On August 9, 2019, Novation executed a First Amendment to Senior Secured Note Purchase Agreement amending the terms of the purchase agreement and related senior notes. The key terms of the amendment are as follows:
For the period from April 1, 2019 through December 31, 2023, Novation will pay an interest rate of 1% per annum on the principal balance outstanding under the senior notes, with interest payable quarterly.
For the period from January 1, 2024 through December 31, 2028, Novation will pay an interest rate of 2% per annum on the principal balance outstanding under the senior notes, with interest payable quarterly.
For the period from January 1, 2029 through the later of the maturity date or until the loan is paid in full, Novation will pay an interest rate of 10% per annum on the principal balance outstanding under the senior notes, with interest payable quarterly.
On April 1, 2019 and on July 1, 2019, Novation made payments under the senior notes totaling $2.7 million. The actual aggregate amounts due under the amended senior notes on those dates totaled $0.4 million. Therefore, Novation paid a total surplus of $2.2 million on those dates.

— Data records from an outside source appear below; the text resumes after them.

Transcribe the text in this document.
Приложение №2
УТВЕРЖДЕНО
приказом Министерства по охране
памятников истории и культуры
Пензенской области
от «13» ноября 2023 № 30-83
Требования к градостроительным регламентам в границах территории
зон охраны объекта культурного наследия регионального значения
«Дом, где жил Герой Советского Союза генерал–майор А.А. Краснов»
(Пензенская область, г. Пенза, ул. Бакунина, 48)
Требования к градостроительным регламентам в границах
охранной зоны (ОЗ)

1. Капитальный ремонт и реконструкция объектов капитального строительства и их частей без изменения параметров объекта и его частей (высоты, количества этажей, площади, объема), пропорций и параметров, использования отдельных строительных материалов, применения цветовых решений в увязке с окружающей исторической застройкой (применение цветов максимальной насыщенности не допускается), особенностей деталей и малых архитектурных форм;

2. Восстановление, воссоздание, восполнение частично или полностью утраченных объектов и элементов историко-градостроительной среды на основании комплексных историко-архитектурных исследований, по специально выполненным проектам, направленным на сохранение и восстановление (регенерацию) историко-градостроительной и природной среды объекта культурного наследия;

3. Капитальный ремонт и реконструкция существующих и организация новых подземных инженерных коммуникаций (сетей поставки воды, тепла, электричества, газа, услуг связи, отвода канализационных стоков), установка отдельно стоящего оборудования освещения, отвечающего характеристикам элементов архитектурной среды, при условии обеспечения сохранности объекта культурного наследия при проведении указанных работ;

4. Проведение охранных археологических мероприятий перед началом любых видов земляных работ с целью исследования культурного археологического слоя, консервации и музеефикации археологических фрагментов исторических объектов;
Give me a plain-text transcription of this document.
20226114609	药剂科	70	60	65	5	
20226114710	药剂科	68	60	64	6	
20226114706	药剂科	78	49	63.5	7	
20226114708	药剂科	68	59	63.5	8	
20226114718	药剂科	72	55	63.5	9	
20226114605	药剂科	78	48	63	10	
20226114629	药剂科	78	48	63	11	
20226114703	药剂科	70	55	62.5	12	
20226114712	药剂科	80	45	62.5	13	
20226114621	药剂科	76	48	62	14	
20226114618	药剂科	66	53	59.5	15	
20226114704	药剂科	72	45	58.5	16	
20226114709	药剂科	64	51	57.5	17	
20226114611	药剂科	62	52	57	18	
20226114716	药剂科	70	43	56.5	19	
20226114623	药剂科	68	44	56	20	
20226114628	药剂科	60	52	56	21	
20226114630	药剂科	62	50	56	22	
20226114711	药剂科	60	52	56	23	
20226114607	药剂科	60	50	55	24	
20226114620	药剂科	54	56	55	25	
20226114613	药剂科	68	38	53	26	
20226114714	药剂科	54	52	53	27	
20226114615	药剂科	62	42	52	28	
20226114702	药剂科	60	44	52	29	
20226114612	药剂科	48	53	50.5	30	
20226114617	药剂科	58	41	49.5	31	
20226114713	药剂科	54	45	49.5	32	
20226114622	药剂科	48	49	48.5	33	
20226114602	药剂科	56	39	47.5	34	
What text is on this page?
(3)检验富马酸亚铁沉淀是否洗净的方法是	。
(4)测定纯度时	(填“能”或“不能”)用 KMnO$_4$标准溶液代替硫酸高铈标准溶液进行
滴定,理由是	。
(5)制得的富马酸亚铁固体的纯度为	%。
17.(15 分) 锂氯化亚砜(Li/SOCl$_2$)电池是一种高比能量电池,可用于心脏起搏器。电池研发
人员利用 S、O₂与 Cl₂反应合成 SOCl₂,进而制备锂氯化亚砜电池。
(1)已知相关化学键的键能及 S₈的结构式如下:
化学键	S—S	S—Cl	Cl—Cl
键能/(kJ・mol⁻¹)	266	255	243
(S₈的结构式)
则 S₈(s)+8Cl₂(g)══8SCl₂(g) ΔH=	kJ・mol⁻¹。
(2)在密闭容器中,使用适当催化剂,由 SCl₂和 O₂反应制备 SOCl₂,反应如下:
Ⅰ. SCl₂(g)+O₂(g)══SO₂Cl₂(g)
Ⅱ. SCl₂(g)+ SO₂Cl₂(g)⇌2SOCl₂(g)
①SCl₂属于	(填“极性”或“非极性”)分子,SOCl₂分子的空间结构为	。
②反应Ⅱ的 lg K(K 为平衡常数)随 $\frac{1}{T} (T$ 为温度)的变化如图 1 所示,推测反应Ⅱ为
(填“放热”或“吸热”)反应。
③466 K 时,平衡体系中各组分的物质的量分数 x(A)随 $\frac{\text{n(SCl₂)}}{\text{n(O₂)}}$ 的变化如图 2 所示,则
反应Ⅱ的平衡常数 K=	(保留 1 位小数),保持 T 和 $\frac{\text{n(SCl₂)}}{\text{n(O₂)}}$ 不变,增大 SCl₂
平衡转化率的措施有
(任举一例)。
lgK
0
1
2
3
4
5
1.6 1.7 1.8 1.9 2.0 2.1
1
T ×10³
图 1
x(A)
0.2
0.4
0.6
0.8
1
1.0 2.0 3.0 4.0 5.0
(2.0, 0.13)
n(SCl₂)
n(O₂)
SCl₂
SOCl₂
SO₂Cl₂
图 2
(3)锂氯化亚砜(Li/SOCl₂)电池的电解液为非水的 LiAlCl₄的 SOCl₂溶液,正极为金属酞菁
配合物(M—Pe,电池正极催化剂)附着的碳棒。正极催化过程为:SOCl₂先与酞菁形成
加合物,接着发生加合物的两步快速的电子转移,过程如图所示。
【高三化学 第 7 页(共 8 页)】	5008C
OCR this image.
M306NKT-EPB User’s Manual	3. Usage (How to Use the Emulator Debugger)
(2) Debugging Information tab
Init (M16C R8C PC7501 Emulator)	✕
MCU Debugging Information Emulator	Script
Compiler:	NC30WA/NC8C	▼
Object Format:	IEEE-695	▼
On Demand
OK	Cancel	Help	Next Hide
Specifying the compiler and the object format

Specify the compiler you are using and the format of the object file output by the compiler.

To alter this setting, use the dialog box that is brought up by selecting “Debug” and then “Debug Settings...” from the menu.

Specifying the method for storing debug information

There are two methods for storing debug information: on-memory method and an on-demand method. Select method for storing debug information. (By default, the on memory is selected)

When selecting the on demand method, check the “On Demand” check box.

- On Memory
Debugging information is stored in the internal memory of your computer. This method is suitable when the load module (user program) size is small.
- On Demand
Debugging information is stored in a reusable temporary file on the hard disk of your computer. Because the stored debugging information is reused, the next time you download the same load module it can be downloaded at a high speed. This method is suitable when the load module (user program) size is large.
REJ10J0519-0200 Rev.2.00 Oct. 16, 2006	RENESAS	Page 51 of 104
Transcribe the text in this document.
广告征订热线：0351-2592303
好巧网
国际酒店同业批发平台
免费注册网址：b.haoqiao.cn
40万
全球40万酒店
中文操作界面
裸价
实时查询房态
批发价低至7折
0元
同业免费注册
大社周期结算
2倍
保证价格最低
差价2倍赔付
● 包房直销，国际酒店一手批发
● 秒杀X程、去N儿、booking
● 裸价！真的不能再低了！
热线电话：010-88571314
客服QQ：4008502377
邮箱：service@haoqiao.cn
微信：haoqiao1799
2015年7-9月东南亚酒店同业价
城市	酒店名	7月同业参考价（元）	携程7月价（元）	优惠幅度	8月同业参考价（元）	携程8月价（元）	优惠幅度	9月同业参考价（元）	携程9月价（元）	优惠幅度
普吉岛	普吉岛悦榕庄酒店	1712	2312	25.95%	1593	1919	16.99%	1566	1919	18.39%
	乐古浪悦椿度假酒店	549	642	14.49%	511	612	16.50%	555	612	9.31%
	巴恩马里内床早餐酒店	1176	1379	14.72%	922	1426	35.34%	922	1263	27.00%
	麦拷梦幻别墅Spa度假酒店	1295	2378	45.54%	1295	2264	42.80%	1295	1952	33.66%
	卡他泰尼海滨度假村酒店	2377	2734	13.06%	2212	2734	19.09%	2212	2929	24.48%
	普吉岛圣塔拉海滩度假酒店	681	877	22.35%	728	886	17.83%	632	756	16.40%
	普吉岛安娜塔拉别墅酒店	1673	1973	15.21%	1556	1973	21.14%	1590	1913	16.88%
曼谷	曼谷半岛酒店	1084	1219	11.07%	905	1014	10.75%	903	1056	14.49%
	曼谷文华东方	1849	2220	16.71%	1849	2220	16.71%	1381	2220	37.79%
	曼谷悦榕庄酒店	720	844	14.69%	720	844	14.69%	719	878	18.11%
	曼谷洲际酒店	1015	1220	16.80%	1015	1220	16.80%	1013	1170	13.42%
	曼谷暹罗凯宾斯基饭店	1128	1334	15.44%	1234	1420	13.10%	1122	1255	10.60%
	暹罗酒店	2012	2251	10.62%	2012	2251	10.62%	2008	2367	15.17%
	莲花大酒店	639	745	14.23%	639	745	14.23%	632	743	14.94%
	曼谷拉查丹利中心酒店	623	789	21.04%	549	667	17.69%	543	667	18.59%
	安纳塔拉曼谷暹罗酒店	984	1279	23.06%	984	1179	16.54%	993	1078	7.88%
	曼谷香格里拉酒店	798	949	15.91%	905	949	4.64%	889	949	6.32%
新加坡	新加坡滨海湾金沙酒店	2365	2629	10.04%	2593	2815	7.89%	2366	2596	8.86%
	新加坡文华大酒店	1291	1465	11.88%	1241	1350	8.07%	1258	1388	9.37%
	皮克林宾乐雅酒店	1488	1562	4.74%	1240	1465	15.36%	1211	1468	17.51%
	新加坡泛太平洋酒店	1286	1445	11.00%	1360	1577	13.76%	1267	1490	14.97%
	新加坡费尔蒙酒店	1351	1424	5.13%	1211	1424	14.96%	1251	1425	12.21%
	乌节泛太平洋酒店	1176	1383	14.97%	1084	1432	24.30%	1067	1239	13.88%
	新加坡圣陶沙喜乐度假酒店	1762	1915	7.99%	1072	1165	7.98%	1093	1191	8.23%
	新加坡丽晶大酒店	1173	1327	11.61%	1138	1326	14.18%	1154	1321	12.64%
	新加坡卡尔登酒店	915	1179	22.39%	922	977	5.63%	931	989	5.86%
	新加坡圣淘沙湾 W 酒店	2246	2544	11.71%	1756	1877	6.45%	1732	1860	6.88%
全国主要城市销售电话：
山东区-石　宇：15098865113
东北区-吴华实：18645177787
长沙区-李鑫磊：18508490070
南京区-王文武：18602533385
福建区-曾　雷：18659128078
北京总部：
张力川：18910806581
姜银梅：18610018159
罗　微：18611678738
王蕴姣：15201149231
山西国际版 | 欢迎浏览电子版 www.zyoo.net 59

Under the terms of the amendment, this payment surplus will be credited towards Novation’s future quarterly interest payment obligations under the senior notes, such that at the new interest rate Novation will not be required to pay additional interest under the senior notes until the quarterly period commencing April 1, 2022, when the surplus will be exhausted leaving interest payments for that quarter totaling $0.2 million.
Under the amendment, Novation will issue to holders of the senior notes a total of 9 million shares of common stock, as well as 10-year warrants to purchase a total of 22.3 million shares of common stock at an exercise price of $0.01 per share.
Additionally, Novation agreed under the amendment to direct 50% of each year’s excess cash flow (beginning with the fiscal year ending December 31, 2019) toward principal reduction on the outstanding debt balance under the senior notes.
The Company had $85.9 million of unpaid principal amount outstanding under the senior notes as of June 30, 2019.
Lastly, under the amendment, the financial covenants under the purchase agreement will not apply until the period ending December 31, 2021.
The amendment will be described in additional detail, and the full text of the amendment will be filed as an exhibit to, the Company’s Quarterly Report on Form 10-Q for the quarter ended June 30, 2019 to be filed with the Securities and Exchange Commission.
David Pointer, the Company’s Chief Executive Officer and Chairman of the Board, stated, “We are very pleased to announce this development. We welcome our senior noteholders’ involvement in Novation as equity investors and appreciate their willingness to amend our structured payment schedule with them.”
PB3 the above is LOL by CEO that has not invested one dime into NOVC common since arriving years ago. Mr. Pointer deliver not one result to improve Shareholder Value a basic tenant of his employment agreement that pays him $250K base salary and 6M RSU valuing NOVC at his penny price. On top of this he has laundered 4M shares to Mr. Chuck Gillman, Mr. Jeff Eberwein at pennies per NOVC share. The Conflict of Interest is the worst in 50 years and not one shareholder seems to care.